When the user makes an RPC to read or write from a tablet, the RPC specifies only the names, types, and nullability of the columns. Internal to the server, we map the names to the internal IDs.

If the user specifies a column name which does not exist in the latest schema, it is considered an error.

If the type or nullability does not match, we also currently consider it an error. In the future, we may be able to adapt the data to the requested type (eg promote smaller to larger integers on read, promote non-null data to a nullable read, etc).

Handling varying schemas at read time

 + Tablet
 |---- MemRowSet
 |---- DiskRowSet N
 |-------- CFileSet
 |-------- Delta Tracker
 |------------ Delta Memstore
 |------------ Delta File N

Because the Schema of a table may change over time, different rowsets may have been written with different schemas.
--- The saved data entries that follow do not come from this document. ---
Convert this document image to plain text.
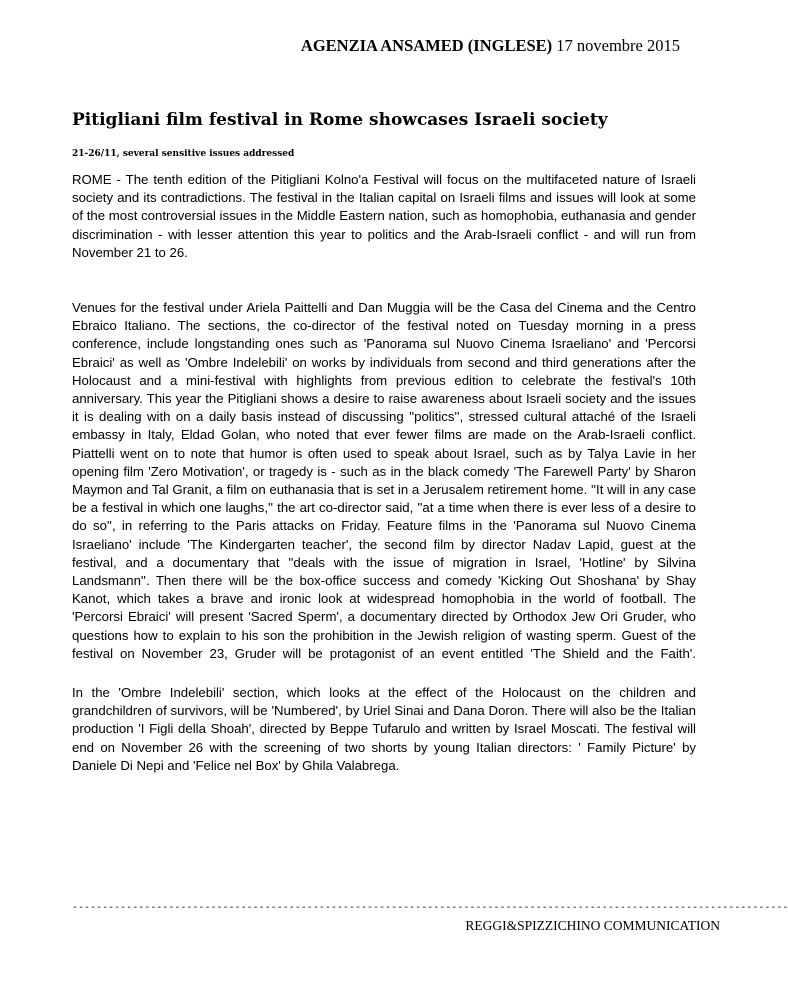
AGENZIA ANSAMED (INGLESE) 17 novembre 2015
Pitigliani film festival in Rome showcases Israeli society
21-26/11, several sensitive issues addressed

ROME - The tenth edition of the Pitigliani Kolno'a Festival will focus on the multifaceted nature of Israeli society and its contradictions. The festival in the Italian capital on Israeli films and issues will look at some of the most controversial issues in the Middle Eastern nation, such as homophobia, euthanasia and gender discrimination - with lesser attention this year to politics and the Arab-Israeli conflict - and will run from November 21 to 26.

Venues for the festival under Ariela Paittelli and Dan Muggia will be the Casa del Cinema and the Centro Ebraico Italiano. The sections, the co-director of the festival noted on Tuesday morning in a press conference, include longstanding ones such as 'Panorama sul Nuovo Cinema Israeliano' and 'Percorsi Ebraici' as well as 'Ombre Indelebili' on works by individuals from second and third generations after the Holocaust and a mini-festival with highlights from previous edition to celebrate the festival's 10th anniversary. This year the Pitigliani shows a desire to raise awareness about Israeli society and the issues it is dealing with on a daily basis instead of discussing ''politics'', stressed cultural attaché of the Israeli embassy in Italy, Eldad Golan, who noted that ever fewer films are made on the Arab-Israeli conflict. Piattelli went on to note that humor is often used to speak about Israel, such as by Talya Lavie in her opening film 'Zero Motivation', or tragedy is - such as in the black comedy 'The Farewell Party' by Sharon Maymon and Tal Granit, a film on euthanasia that is set in a Jerusalem retirement home. ''It will in any case be a festival in which one laughs,'' the art co-director said, ''at a time when there is ever less of a desire to do so'', in referring to the Paris attacks on Friday. Feature films in the 'Panorama sul Nuovo Cinema Israeliano' include 'The Kindergarten teacher', the second film by director Nadav Lapid, guest at the festival, and a documentary that ''deals with the issue of migration in Israel, 'Hotline' by Silvina Landsmann''. Then there will be the box-office success and comedy 'Kicking Out Shoshana' by Shay Kanot, which takes a brave and ironic look at widespread homophobia in the world of football. The 'Percorsi Ebraici' will present 'Sacred Sperm', a documentary directed by Orthodox Jew Ori Gruder, who questions how to explain to his son the prohibition in the Jewish religion of wasting sperm. Guest of the festival on November 23, Gruder will be protagonist of an event entitled 'The Shield and the Faith'.

In the 'Ombre Indelebili' section, which looks at the effect of the Holocaust on the children and grandchildren of survivors, will be 'Numbered', by Uriel Sinai and Dana Doron. There will also be the Italian production 'I Figli della Shoah', directed by Beppe Tufarulo and written by Israel Moscati. The festival will end on November 26 with the screening of two shorts by young Italian directors: ' Family Picture' by Daniele Di Nepi and 'Felice nel Box' by Ghila Valabrega.

-----------------------------------------------------------------------------------------------------------------------
REGGI&SPIZZICHINO COMMUNICATION
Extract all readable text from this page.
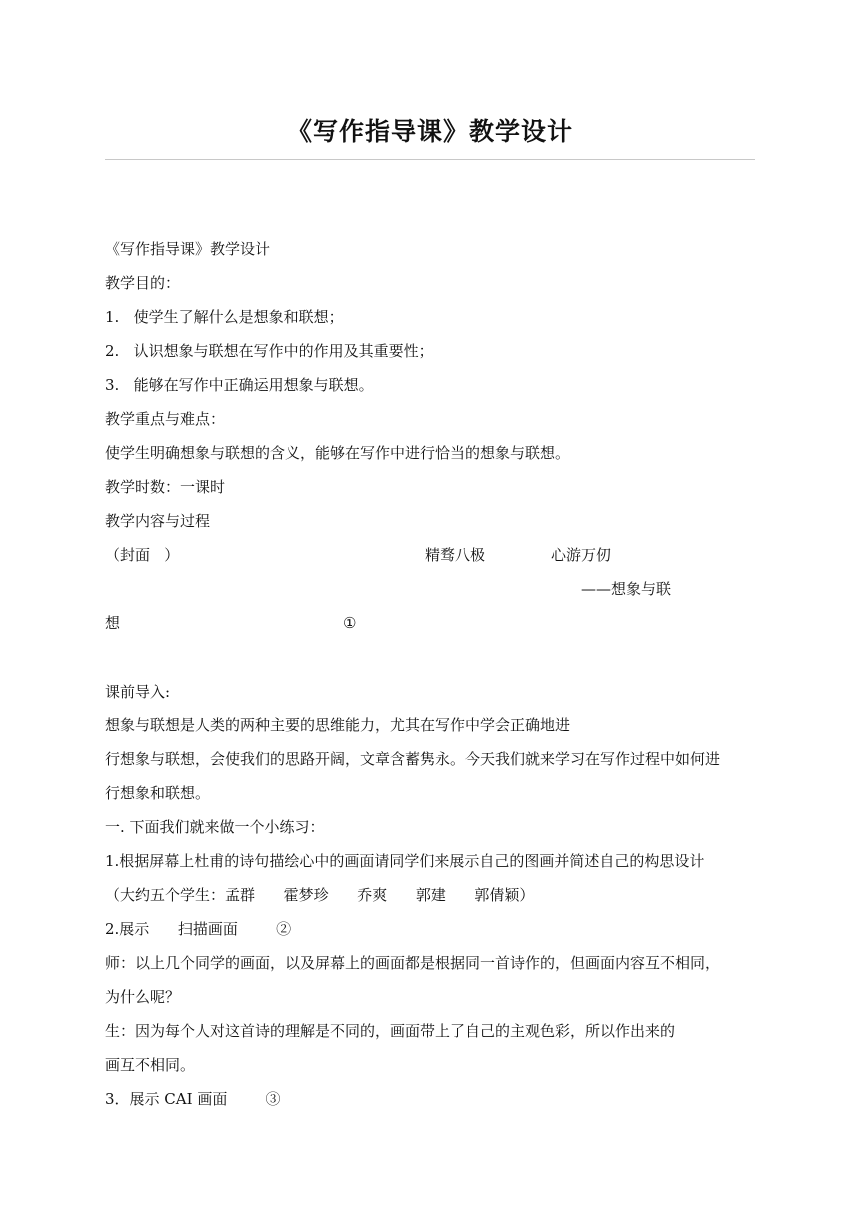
《写作指导课》教学设计
《写作指导课》教学设计
教学目的：
1.   使学生了解什么是想象和联想；
2.   认识想象与联想在写作中的作用及其重要性；
3.   能够在写作中正确运用想象与联想。
教学重点与难点：
使学生明确想象与联想的含义，能够在写作中进行恰当的想象与联想。
教学时数：一课时
教学内容与过程
（封面   ）	精骛八极	心游万仞
——想象与联
想	①
课前导入:
想象与联想是人类的两种主要的思维能力，尤其在写作中学会正确地进
行想象与联想，会使我们的思路开阔，文章含蓄隽永。今天我们就来学习在写作过程中如何进
行想象和联想。
一. 下面我们就来做一个小练习：
1.根据屏幕上杜甫的诗句描绘心中的画面请同学们来展示自己的图画并简述自己的构思设计
（大约五个学生：孟群      霍梦珍      乔爽      郭建      郭倩颖）
2.展示      扫描画面        ②
师：以上几个同学的画面，以及屏幕上的画面都是根据同一首诗作的，但画面内容互不相同，
为什么呢？
生：因为每个人对这首诗的理解是不同的，画面带上了自己的主观色彩，所以作出来的
画互不相同。
3．展示 CAI 画面        ③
At read time, the server determines a Schema for the read based on the current metadata of the tablet. This Schema determines what to do as the read path encounters older data which was inserted prior to the schema change and thus may be missing some columns.

For each column in the read schema which is not present in the data, that column may be treated in one of two ways:

In the case that the new column has a “read default” in the metadata, that value is materialized for each cell.
If no “read default” is present, then the column must be nullable. In that case, a column of NULLs is materialized.
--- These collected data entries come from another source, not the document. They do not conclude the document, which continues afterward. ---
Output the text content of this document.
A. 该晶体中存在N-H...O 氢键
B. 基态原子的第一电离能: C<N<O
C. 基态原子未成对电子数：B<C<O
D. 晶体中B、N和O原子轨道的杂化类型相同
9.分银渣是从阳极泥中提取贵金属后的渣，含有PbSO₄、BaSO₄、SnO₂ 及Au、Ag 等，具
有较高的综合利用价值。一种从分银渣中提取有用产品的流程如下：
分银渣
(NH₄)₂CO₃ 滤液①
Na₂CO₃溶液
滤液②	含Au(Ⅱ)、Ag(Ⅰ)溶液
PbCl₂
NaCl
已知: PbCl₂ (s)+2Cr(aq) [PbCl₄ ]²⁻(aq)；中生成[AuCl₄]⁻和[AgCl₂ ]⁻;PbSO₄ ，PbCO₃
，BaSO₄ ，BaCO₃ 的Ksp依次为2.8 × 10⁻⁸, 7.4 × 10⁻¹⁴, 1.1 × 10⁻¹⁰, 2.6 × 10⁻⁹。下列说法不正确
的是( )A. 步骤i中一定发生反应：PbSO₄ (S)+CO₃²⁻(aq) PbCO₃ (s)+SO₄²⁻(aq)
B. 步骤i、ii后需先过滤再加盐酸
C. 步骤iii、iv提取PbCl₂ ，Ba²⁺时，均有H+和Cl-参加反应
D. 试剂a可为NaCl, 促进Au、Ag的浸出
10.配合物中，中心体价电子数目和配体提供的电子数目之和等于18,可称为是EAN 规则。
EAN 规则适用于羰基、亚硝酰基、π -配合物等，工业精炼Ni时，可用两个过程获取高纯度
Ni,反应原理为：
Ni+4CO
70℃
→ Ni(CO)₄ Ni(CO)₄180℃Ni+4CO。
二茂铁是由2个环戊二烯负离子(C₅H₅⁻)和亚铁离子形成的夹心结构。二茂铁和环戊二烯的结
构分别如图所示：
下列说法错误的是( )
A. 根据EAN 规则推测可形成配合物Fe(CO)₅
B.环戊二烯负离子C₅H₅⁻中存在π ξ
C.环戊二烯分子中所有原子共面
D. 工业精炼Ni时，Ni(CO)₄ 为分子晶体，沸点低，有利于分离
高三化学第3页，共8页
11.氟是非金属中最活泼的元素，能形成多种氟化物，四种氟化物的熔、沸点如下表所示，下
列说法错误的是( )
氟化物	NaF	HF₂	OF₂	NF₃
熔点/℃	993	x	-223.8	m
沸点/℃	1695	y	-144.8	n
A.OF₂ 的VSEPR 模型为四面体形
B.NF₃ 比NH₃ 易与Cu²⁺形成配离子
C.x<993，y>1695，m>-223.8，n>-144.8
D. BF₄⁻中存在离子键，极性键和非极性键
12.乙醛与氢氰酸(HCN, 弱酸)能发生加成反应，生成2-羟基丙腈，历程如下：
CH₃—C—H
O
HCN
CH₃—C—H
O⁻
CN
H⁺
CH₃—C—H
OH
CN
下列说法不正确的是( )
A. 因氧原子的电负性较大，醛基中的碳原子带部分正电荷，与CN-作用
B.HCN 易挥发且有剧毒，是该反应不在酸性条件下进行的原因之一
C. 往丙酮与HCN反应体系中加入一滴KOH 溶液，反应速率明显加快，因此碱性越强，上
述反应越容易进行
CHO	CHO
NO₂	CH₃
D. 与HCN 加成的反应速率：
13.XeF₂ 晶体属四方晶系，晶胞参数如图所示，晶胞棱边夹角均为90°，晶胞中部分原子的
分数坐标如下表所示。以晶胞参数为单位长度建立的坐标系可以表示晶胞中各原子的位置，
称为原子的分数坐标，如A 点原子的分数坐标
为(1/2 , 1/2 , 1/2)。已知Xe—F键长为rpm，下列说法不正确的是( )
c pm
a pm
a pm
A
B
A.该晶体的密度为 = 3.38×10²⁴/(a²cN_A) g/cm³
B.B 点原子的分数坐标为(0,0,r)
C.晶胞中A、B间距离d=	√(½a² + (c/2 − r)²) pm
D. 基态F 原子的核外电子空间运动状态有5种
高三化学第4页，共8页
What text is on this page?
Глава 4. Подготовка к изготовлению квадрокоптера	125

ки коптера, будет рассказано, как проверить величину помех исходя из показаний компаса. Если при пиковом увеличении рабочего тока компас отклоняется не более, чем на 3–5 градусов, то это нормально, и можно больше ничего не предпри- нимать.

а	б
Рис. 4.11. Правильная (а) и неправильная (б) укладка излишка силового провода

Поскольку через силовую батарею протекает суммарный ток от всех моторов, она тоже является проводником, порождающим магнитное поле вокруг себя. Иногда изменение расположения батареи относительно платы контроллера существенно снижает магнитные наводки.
Currently, Kudu does not handle type changes. In the future, we may also need to add type adapters to convert older data to the new type.

When reading delta files, updates to columns which have since been removed are ignored. Updates to new columns are applied on top of the materialized default column data.

Compaction

Each CFileSet and DeltaFile has a schema associated to describe the data in it. On compaction, CFileSet/DeltaFiles with different schemas may be aggregated into a new file. This new file will have the latest schema and all the rows must be projected.

In the case of CFiles, the projection affects only the new columns, where the read default value will be written as data, or in case of “alter type” where the “encoding” is changed.

In the case of DeltaFiles, the projection is essential since the RowChangeList is serialized with no hint of the schema used. This means that you can read a RowChangeList only if you know the exact serialization schema.